O único fato imutável e concreto na vida é a morte, nascemos sabendo que iremos morrer, mas mesmo assim entramos na fantasia da imortalidade e ignoramos o tempo, a mais significativa ampulheta que mostra, sem pudor, o que nos resta.
E nesta fantasia que criamos para passar pela vida nos acomodamos aos rabiscos, grande vilão do nosso repertório de frustrações e lamentações que adoramos ouvir no aconchego de nossa solidão.

O rabisco nada mais é do que a hesitação ao risco, é a preparação que nunca se inicia, a fala que não sai, a vontade que se castra, o desejo que se anula; e então justificamos toda nossa paralisação ao rabisco:
…“Preciso treinar mais
Devo me preparar da melhor forma
Talvez serei rejeitado se demonstrar o que sinto
É melhor não causar conflito com minha forma de pensar
Por enquanto não é o momento”
Amanhã eu faço”…
Com isto o rabisco acaba conseguindo apodrecer todos os nossos sonhos, pois tudo o que passa da época perde o sabor, o sentido e o significado.
Que segurança é esta que tanto buscamos se nossa única certeza é sobre a morte? O quanto já perdemos por simplesmente corrermos do risco?

Arrisque-se! o pior que pode acontecer é não conseguir o esperado, o que está longe de ser um obstáculo, até porque só o fato de não arriscar já te condena a não ter.

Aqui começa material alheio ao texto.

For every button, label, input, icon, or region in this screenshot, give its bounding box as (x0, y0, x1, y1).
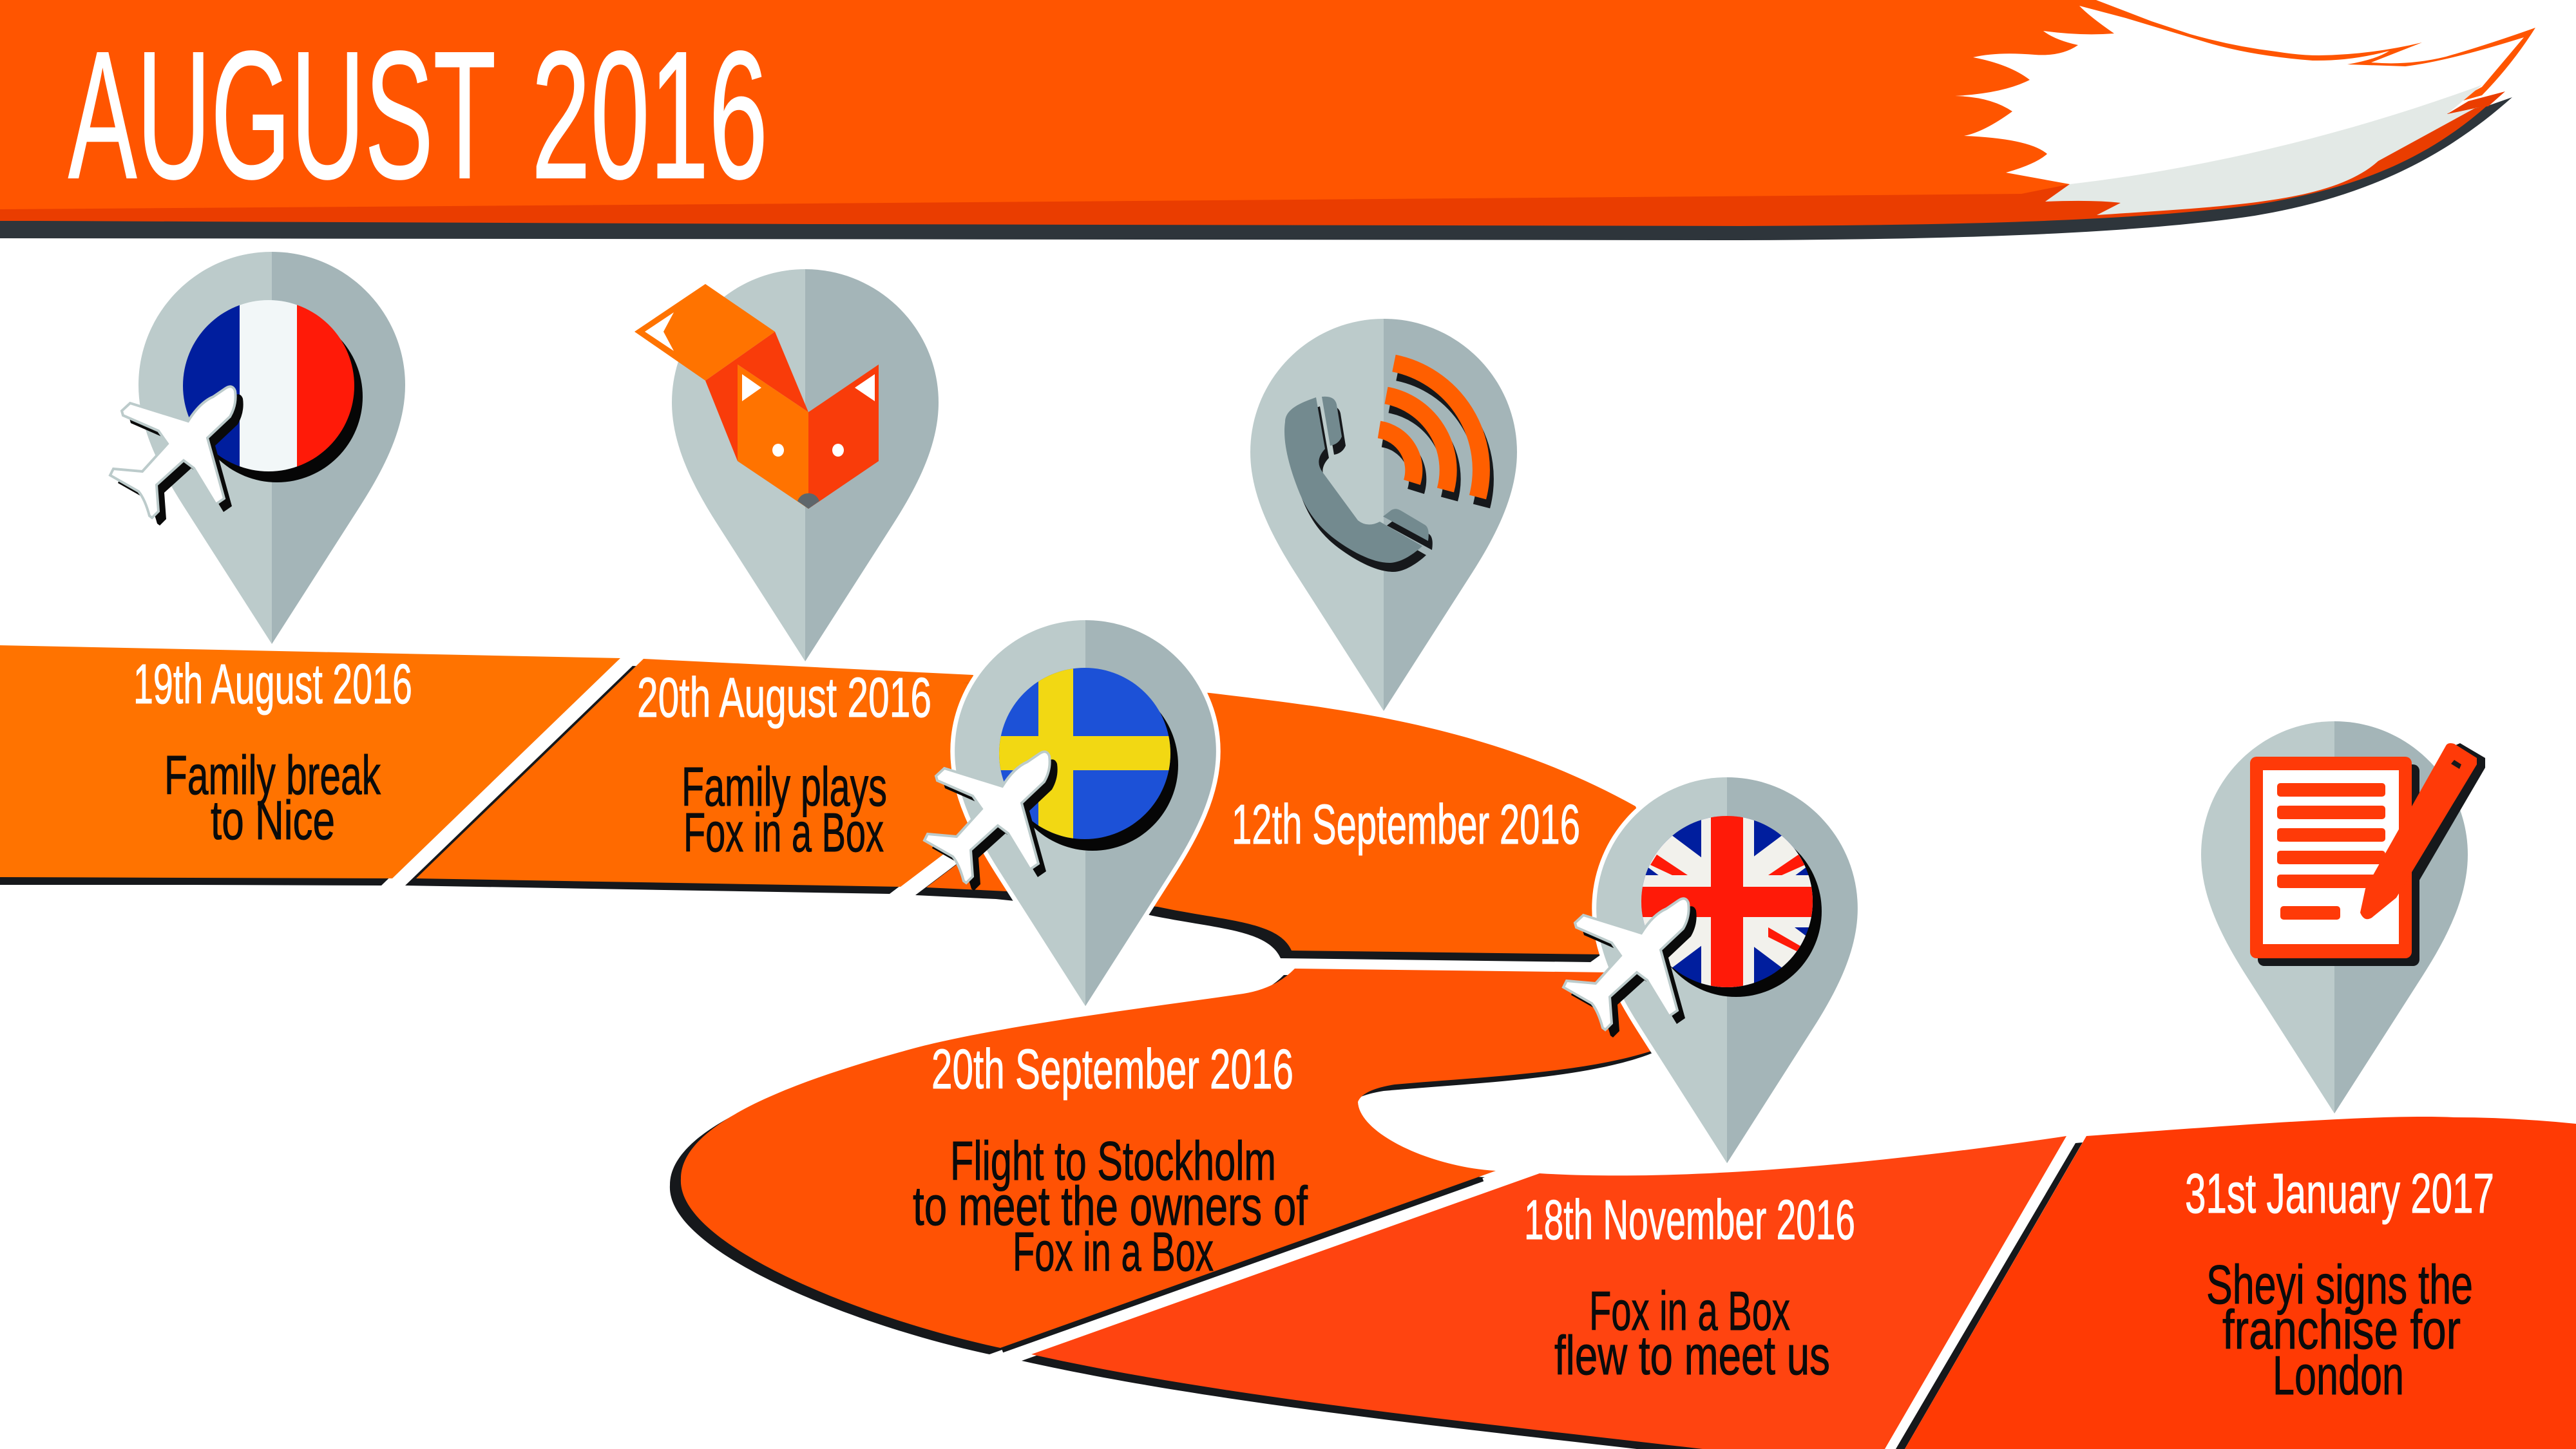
panel: 18th November 2016: flew to meet us (1554, 1325, 1830, 1387)
title: 2016 (531, 14, 768, 216)
pin: phone call (1250, 319, 1517, 711)
panel: 31st January 2017: London (2273, 1345, 2404, 1406)
panel: 20th September 2016: 20th September 2016 (931, 1038, 1293, 1101)
panel: 20th August 2016 (405, 659, 1031, 894)
panel: 20th September 2016: Fox in a Box (1013, 1222, 1214, 1283)
pin: United Kingdom (1563, 777, 1858, 1163)
panel: 18th November 2016: Fox in a Box (1589, 1281, 1790, 1342)
pin: Sweden (924, 620, 1216, 1006)
pin: France (110, 252, 405, 644)
panel: 20th August 2016: Family plays (682, 757, 887, 818)
panel: 31st January 2017: franchise for (2222, 1300, 2461, 1361)
panel: 31st January 2017: Sheyi signs the (2206, 1255, 2473, 1316)
title: AUGUST (68, 14, 496, 216)
panel: 20th August 2016: 20th August 2016 (637, 667, 931, 729)
panel: 18th November 2016: 18th November 2016 (1524, 1189, 1855, 1251)
panel: 20th September 2016: Flight to Stockholm (950, 1131, 1276, 1192)
panel: 19th August 2016: to Nice (211, 790, 335, 851)
panel: 20th August 2016: Fox in a Box (683, 802, 884, 864)
panel: 20th September 2016 (670, 969, 1688, 1354)
panel: 12th September 2016 (915, 675, 1675, 962)
header banner: fox tail (0, 0, 2535, 240)
panel: 19th August 2016: Family break (164, 745, 381, 806)
pin: signed document (2201, 721, 2485, 1113)
panel: 20th September 2016: to meet the owners of (913, 1176, 1308, 1237)
panel: 19th August 2016 (0, 645, 620, 886)
panel: 12th September 2016: 12th September 2016 (1232, 793, 1580, 856)
panel: 19th August 2016: 19th August 2016 (133, 653, 412, 715)
panel: 31st January 2017 (1896, 1117, 2576, 1449)
panel: 18th November 2016 (1022, 1136, 2066, 1449)
pin: Fox in a Box (634, 269, 939, 661)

Se jogue na vida e usufrua o máximo de toda a capacidade que possui, aí sim valerá cada instante vivido. Pare de adular seus traumas rabiscando incansávelmente cenários frustrantes que te fazem sofrer. Todos os dias temos a oportunidade de nos reinventarmos, esta só ocorre quando ousamos arriscar.

Se no seu último dia de vida você se deparasse com sua melhor versão, com o máximo que poderia ter se tornado, ficaria feliz ao comparar-se, ou decepcionado?